If you're looking to purchase a condo, then some legal experts warn that you should be cautious to see if either your co-op, bank or condo board requires you to take out insurance before you close on its purchase.
It's commonplace for a condo association or co-op to require you to show proof that you've taken out insurance before you schedule the closing on your condo.
Increasing in popularity are condo associations requiring prospective condo owners to demonstrate that they have such coverage to qualify to sit down and meet with the board for an interview. The purpose of having such a requirement in place is to ensure that you have ample protection to cover damage should something go wrong within your unit or trickle down to someone else's.
A condo board may even require you to also take out personal liability coverage to protect them from being held financially liable to such things as contractor injuries or ones caused by your dog biting someone.
On the off chance that your condo co-op or board doesn't require you to procure insurance on your property, it's likely that your mortgage lender will. In this case, you'll likely be required to have a master policy.

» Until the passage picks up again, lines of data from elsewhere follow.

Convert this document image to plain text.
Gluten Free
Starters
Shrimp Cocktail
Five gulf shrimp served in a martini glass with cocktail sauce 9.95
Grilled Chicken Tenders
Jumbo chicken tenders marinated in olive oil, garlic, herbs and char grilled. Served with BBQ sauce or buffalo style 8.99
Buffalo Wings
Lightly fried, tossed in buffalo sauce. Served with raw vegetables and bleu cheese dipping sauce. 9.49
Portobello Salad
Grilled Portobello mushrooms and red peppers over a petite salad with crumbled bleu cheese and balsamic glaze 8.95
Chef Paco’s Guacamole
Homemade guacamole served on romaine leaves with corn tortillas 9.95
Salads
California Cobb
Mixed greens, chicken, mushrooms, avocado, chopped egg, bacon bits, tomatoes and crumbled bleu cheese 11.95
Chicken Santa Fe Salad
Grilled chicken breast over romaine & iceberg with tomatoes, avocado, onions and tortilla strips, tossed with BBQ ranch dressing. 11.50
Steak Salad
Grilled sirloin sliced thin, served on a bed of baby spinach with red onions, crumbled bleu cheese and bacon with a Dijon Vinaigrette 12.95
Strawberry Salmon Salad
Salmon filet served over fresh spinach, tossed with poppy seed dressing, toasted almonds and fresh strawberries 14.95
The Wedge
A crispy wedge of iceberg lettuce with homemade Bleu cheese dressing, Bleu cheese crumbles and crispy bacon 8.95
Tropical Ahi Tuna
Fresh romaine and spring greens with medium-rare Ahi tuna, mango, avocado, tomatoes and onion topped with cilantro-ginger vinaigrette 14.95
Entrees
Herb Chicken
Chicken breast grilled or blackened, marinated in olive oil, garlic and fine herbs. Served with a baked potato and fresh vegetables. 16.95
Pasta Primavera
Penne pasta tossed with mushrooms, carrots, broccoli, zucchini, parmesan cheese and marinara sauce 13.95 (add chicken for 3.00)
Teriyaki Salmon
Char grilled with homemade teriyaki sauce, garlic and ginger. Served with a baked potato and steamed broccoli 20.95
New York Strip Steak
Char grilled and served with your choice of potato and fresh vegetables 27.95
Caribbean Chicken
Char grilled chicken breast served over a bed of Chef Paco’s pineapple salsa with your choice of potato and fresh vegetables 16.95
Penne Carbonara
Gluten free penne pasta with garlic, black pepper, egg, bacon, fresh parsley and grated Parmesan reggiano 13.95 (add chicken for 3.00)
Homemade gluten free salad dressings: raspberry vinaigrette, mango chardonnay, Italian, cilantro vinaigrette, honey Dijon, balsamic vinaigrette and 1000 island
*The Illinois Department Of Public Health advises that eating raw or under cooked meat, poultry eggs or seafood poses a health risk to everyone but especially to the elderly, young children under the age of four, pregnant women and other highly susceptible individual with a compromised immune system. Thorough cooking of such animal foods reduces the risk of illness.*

This type of protection covers the exterior of your unit and the common areas surrounding it. It doesn't cover the interior. To protect that, you'll have to take out an additional policy. Many banks will delay a closing until proof of a master policy can be provided.
Even in rare instances in which neither your bank nor your co-op or board require you to take out insurance, most legal experts would recommend it. Having it can demonstrate to the board that you intend to be a responsible homeowner. Also, and perhaps more importantly, it can protect you from experiencing financial ruin if you were to be sued for damages or injuries related to your living there.